XXII
« Reviens-moi, Tugdual »
« Ben alors, mon pote, faudrait penser à revenir, hein ? »
« L’Archer, reviens, tu veux ? Tu nous manques, putain. » Ah, cette voix, je la connais bien. C’est… C’est qui ?
C’est qui, Tugdual ? C’est qui, l’Archer ?
Pourquoi Higgins a-t-elle tiré sur Kris ? C’est qui, Higgins ? Et Kris ?
Comment Erk a-t-il pu se faire un chignon avec une seule main ?
Mais c’est qui, ces mecs, putain ?!
Je suis qui, moi ? Je suis qui ?
* *
J’ai ouvert les yeux sur du blanc. Trop blanc, ça fait mal. J’ai refermé les yeux.
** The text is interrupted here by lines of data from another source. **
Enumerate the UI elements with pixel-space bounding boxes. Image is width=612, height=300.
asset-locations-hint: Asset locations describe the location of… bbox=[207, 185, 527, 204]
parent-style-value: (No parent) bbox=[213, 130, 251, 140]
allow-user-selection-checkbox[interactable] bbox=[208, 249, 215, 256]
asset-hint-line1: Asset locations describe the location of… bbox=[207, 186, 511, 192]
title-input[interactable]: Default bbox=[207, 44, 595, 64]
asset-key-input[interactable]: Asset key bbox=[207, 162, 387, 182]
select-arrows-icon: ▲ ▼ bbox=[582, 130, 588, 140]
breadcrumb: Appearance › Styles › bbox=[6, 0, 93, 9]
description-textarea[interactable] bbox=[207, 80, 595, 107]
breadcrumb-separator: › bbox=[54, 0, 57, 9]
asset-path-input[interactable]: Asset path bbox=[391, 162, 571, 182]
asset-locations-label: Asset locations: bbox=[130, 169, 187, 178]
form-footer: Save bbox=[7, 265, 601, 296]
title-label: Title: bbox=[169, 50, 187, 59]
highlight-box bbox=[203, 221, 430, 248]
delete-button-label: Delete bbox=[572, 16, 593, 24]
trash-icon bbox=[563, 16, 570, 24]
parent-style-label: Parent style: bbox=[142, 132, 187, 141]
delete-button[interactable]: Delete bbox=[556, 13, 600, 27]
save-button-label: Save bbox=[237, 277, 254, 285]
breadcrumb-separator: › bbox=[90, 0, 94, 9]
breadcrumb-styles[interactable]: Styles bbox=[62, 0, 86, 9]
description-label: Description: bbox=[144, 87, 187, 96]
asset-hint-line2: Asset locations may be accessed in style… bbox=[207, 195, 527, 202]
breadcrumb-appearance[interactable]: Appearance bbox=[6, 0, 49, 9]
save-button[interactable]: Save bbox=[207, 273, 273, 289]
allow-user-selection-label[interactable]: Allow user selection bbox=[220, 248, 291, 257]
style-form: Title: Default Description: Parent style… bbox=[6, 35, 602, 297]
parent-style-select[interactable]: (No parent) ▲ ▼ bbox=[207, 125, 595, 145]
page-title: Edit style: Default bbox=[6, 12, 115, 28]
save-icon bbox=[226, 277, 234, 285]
Trop tard !
- L’Archer ? Tudic ?
Y en a qu’un qui m’appelle Tudic. Je suis Tudic.
Mais je suis aussi apparemment l’Archer.
Ça me revient. Doucement, ça revient.
- Tito ?
- Ouais, c’est moi. Content de te revoir, mon pote.
Je retrouve mon copain l’Albanais, tout petit, tout mince et létal. Il a pris ma main, comme moi j’ai, un jour, prise celle d’un géant. Me souviens pas de son nom, au géant, mais je me souviens de sa grande paluche. L’Albanais serre doucement et j’essaie de serrer en retour mais j’y arrive pas.
- T’inquiète, il me dit, Doc et Erk ont dit que c’était normal. Maintenant que tu es réveillé, ça va te revenir.
- Tito ?
- Oui ? Il a l’air content que je le reconnaisse, en tout cas.
- C’est qui, Erk ?
- Tu te fous de moi ? C’est le Viking, enfin ! Là, il est moins content.
- Qui ?
- Ton lieutenant.
- Non, mon lieutenant, c’est l’autre salopard.
- Il est mort, celui-là. Tué par le Viking le jour de leur arrivée. Tu ne te souviens pas ? Il a l’air inquiet, le Tito.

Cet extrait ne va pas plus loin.